Ecosystem modelling can approach the same problem from another direction. It is now possible to create computer-simulated ecosystems that develop in response to fire, disease, temperature, rainfall, drought, soil fertility and other variables. It should be possible to model past human activities as well, informed by historical and archaeological data. Fossil records can be used to verify the simulations so that they can be used as robust predictive tools. Of course, such simulations will only be as good as the ecology that underpins them, so we must continue to increase our knowledge of individual species.

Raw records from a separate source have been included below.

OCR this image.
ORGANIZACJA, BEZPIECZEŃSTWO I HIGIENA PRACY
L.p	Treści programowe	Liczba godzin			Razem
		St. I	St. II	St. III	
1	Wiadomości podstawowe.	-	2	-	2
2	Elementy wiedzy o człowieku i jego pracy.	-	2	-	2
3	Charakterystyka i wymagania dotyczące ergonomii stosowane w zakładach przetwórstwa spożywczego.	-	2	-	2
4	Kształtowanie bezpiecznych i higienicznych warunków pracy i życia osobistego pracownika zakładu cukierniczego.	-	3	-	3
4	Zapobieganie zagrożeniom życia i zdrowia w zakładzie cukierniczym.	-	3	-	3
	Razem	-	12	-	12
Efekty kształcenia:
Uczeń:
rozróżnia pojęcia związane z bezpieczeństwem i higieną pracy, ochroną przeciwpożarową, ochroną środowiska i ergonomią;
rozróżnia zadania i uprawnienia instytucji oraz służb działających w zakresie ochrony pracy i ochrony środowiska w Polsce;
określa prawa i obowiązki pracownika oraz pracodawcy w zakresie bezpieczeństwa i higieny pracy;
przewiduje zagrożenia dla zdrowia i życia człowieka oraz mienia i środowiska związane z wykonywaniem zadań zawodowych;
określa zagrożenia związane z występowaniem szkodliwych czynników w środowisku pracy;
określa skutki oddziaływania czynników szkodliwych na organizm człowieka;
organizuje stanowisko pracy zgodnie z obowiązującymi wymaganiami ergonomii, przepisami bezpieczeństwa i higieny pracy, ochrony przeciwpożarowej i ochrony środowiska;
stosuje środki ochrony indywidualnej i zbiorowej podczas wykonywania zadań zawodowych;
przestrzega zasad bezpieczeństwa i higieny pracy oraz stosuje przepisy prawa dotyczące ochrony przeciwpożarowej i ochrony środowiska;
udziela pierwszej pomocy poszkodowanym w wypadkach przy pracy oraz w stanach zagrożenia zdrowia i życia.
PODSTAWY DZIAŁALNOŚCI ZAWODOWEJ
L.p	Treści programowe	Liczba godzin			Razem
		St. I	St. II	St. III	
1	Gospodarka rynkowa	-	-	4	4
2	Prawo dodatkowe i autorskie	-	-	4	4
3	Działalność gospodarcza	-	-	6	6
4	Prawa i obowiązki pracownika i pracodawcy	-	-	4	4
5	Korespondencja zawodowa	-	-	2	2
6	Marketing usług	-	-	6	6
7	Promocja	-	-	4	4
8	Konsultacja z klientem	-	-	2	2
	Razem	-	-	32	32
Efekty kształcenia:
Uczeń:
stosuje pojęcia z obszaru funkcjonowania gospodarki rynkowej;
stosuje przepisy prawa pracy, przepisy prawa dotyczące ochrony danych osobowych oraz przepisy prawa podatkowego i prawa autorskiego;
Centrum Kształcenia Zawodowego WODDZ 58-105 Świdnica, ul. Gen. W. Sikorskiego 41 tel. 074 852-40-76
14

What does this all mean for Tertiary relict plants? It means we should be careful about pointing the finger at ourselves when it comes to explaining their rarity. Drought seems to be an important factor for some species (Hampe & Arroyo, 2002; Pulido et al., 2008), but the long-term effects of Mediterranean climate on their distributions have only recently begun to be explored (Rodríguez-Sánchez & Arroyo, 2008). Ecological strategies of Tertiary relict plants are certain to be critical in predicting their adaptability to change (Svenning, 2003). ‘Opportunistic’ and ‘thermophilous’ species may fare better than those with a ‘conservative stenoecious’ strategy (sensuDenk et al., 2001).
Indeed, as Calleja et al. (2008) suggest, we need a new, comprehensive framework for understanding Tertiary relict plants. Integrating some measure of past human activity into this framework should ensure that our efforts to conserve these ancients will be positive rather than negative.